The Probability and the Asymptotic Distribution Functions of Increasing Ordered Statistical Data

Abstract

Problem statement: We considered two types of sequences of ordered statistical discrete data i₁, i₂…i_n, 1≤i₁≤ i₂≤… i_n≤n and i_j = 1,2,…,n, j = 1,2,…,n. The first type is the order statistics of a sample of size n taken from the uniform discrete distribution on the set S = {1,2,…,n}, n  ∈ N⁺. The other type is the increasing ordered word of length n taken from the set S = {1,2,…,n}, n ∈ N⁺. We studied a common property of both types of samples namely the number of elements i_j = j, i_j = 1,2,…,n, j = 1,2,…,n. i.e., we find the number of integers in each sequence i₁, i₂…i_n satisfying the condition C: i_j = j, for both types.
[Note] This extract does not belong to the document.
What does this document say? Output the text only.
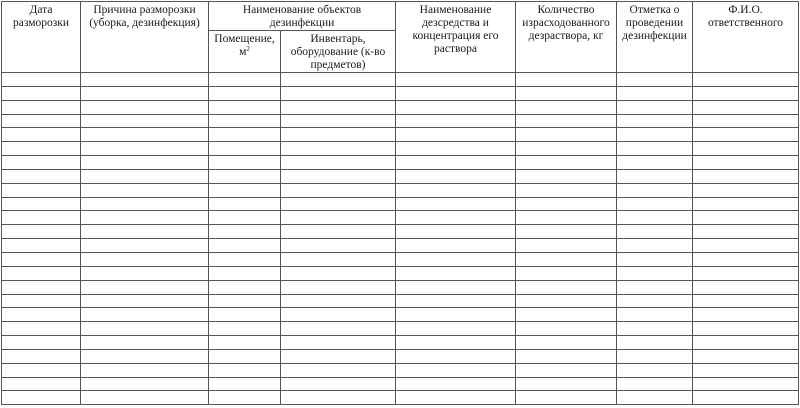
Дата разморозки	Причина разморозки (уборка, дезинфекция)	Наименование объектов дезинфекции		Наименование дезсредства и концентрация его раствора	Количество израсходованного дезраствора, кг	Отметка о проведении дезинфекции	Ф.И.О. ответственного
		Помещение, $м^2$	Инвентарь, оборудование (к-во предметов)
We obtain the probability distribution functions as well as the asymptotic distributions of the random variables representing the number of integers satisfying condition C. Approach: We employed combinatorial tools to obtain the number of samples having j elements satisfying condition C in both types, j = 1,2,…,n. Results: For large n ∈ N⁺, we found that the expected value of the number of samples of the second type, satisfying condition C, is much larger than that of the first type. Conclusion: The result can be used to distinguish between these two data.